In his petition for review, Williams challenges the removal decision on three grounds. First, he claims the IJ’s denial of his petition for relief under the Convention Against Torture was the result of the IJ making a number of errors, including his applying the wrong standard and not considering Williams’ specific personal circumstances. Second, he claims he is not subject to removal because he is a national of the United States. Finally, he asserts his removal is barred by the “state-created danger exception.”

A. The Torture Claim

Williams claims the IJ erred in analyzing his petition for relief under the Convention Against Torture. Primarily, he claims the IJ applied the wrong standard to his claim, failed to give proper consideration to his individual circumstances, and ignored evidence showing that it is more likely than not that the Jamaican government will acquiesce to his torture.

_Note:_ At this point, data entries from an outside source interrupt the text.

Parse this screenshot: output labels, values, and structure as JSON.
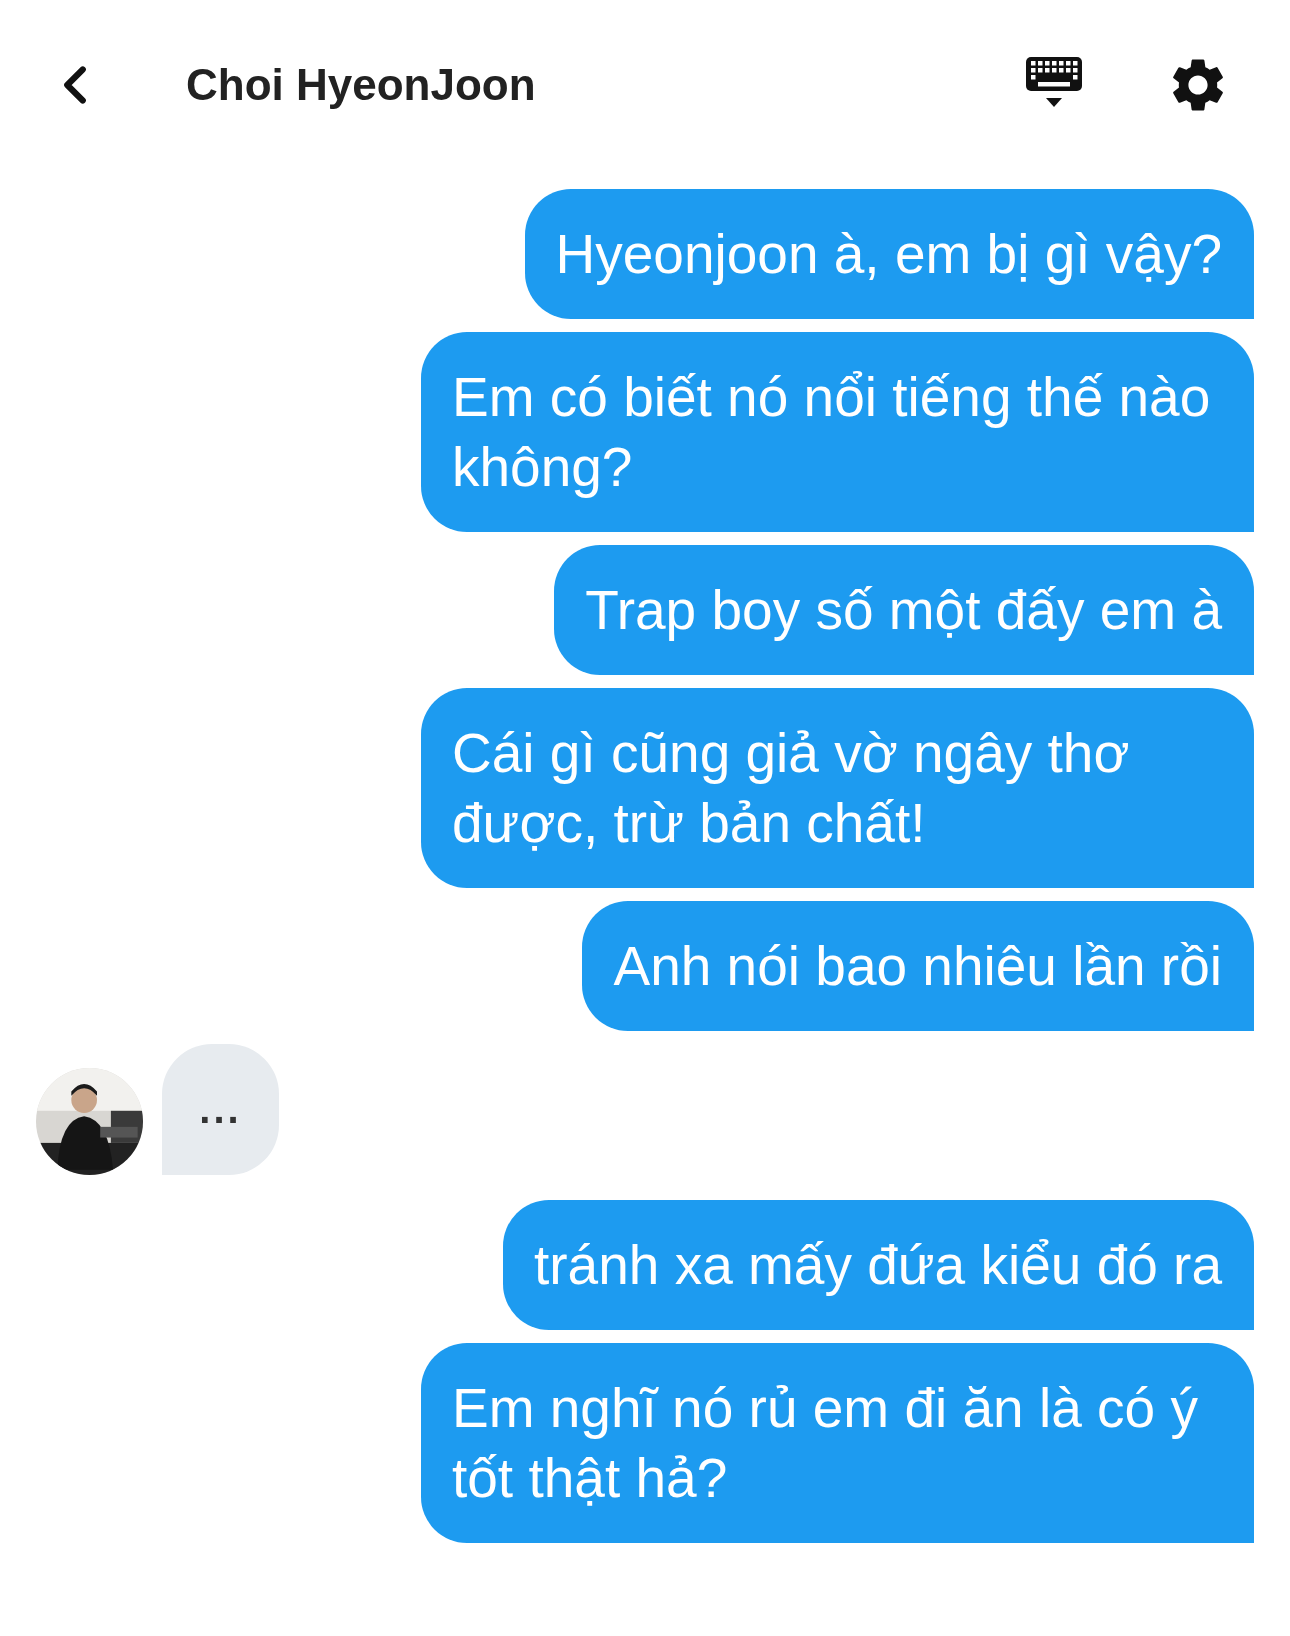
{
  "header": {
    "title": "Choi HyeonJoon"
  },
  "messages": [
    {
      "kind": "outgoing",
      "text": "Hyeonjoon à, em bị gì vậy?"
    },
    {
      "kind": "outgoing",
      "text": "Em có biết nó nổi tiếng thế nào không?"
    },
    {
      "kind": "outgoing",
      "text": "Trap boy số một đấy em à"
    },
    {
      "kind": "outgoing",
      "text": "Cái gì cũng giả vờ ngây thơ được, trừ bản chất!"
    },
    {
      "kind": "outgoing",
      "text": "Anh nói bao nhiêu lần rồi"
    },
    {
      "kind": "typing",
      "text": "..."
    },
    {
      "kind": "outgoing",
      "text": "tránh xa mấy đứa kiểu đó ra"
    },
    {
      "kind": "outgoing",
      "text": "Em nghĩ nó rủ em đi ăn là có ý tốt thật hả?"
    }
  ]
}
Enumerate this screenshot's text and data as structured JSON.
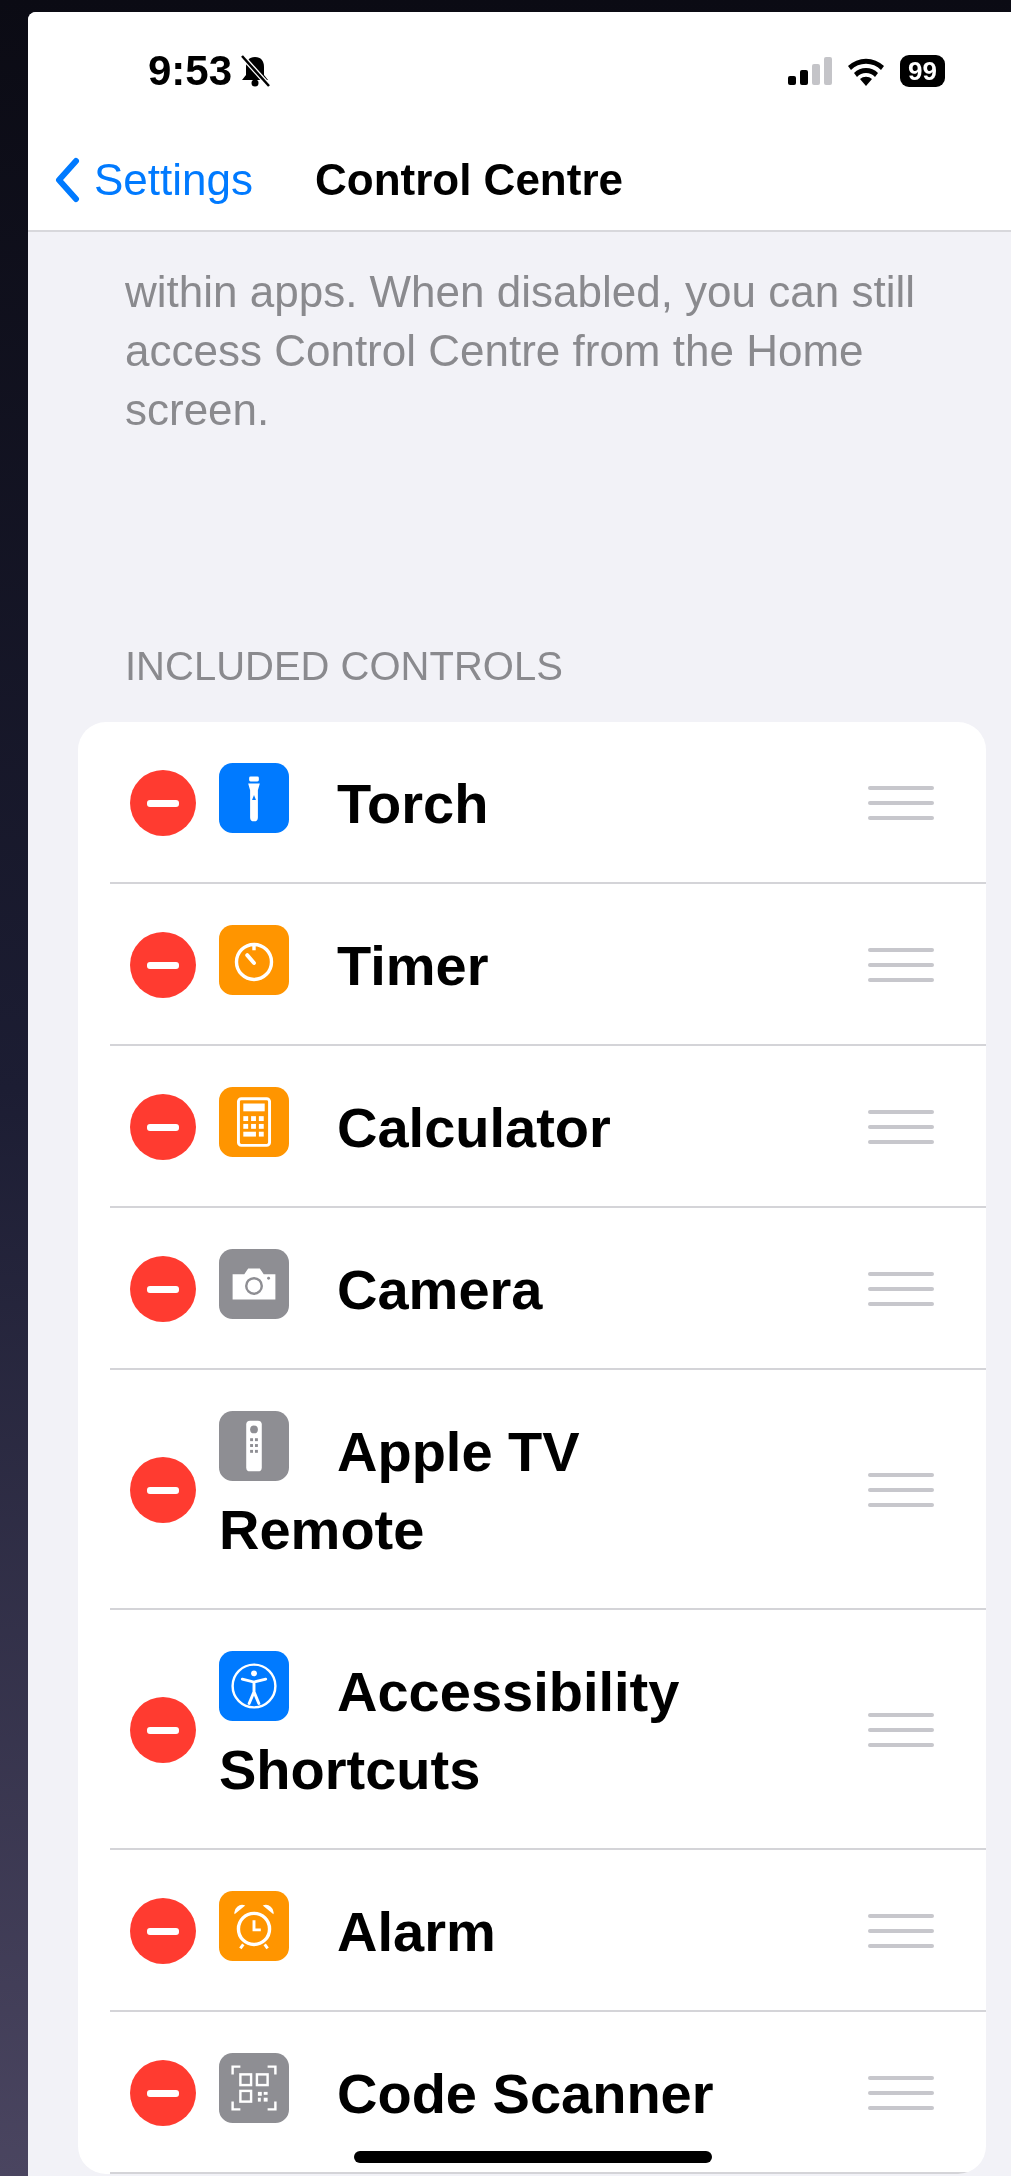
{
  "status_bar": {
    "time": "9:53",
    "battery": "99"
  },
  "nav": {
    "back": "Settings",
    "title": "Control Centre"
  },
  "description": "within apps. When disabled, you can still access Control Centre from the Home screen.",
  "section_header": "INCLUDED CONTROLS",
  "controls": [
    {
      "name": "Torch",
      "kind": "torch",
      "color": "#007aff"
    },
    {
      "name": "Timer",
      "kind": "timer",
      "color": "#ff9500"
    },
    {
      "name": "Calculator",
      "kind": "calculator",
      "color": "#ff9500"
    },
    {
      "name": "Camera",
      "kind": "camera",
      "color": "#8e8e93"
    },
    {
      "name": "Apple TV Remote",
      "kind": "remote",
      "color": "#8e8e93"
    },
    {
      "name": "Accessibility Shortcuts",
      "kind": "accessibility",
      "color": "#007aff"
    },
    {
      "name": "Alarm",
      "kind": "alarm",
      "color": "#ff9500"
    },
    {
      "name": "Code Scanner",
      "kind": "scanner",
      "color": "#8e8e93"
    }
  ]
}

For the reasons described below, we reject Williams’ claims.

To establish a claim for protection under the Convention Against Torture, the applicant must meet a two-part test. First, he must show it is “more likely than not” that he will be tortured if removed to the proposed country. 8 C.F.R. § 208.16(c)(2). In assessing the probability of the applicant being tortured, the following factors are relevant: (1) “evidence of past torture inflicted upon the applicant;” (2) “evidence that the applicant could relocate to a part of the country of removal where he or she is not likely to be tortured;” and (3) “evidence of gross, flagrant or mass violations of human rights within the country of removal, where applicable.” 8 C.F.R.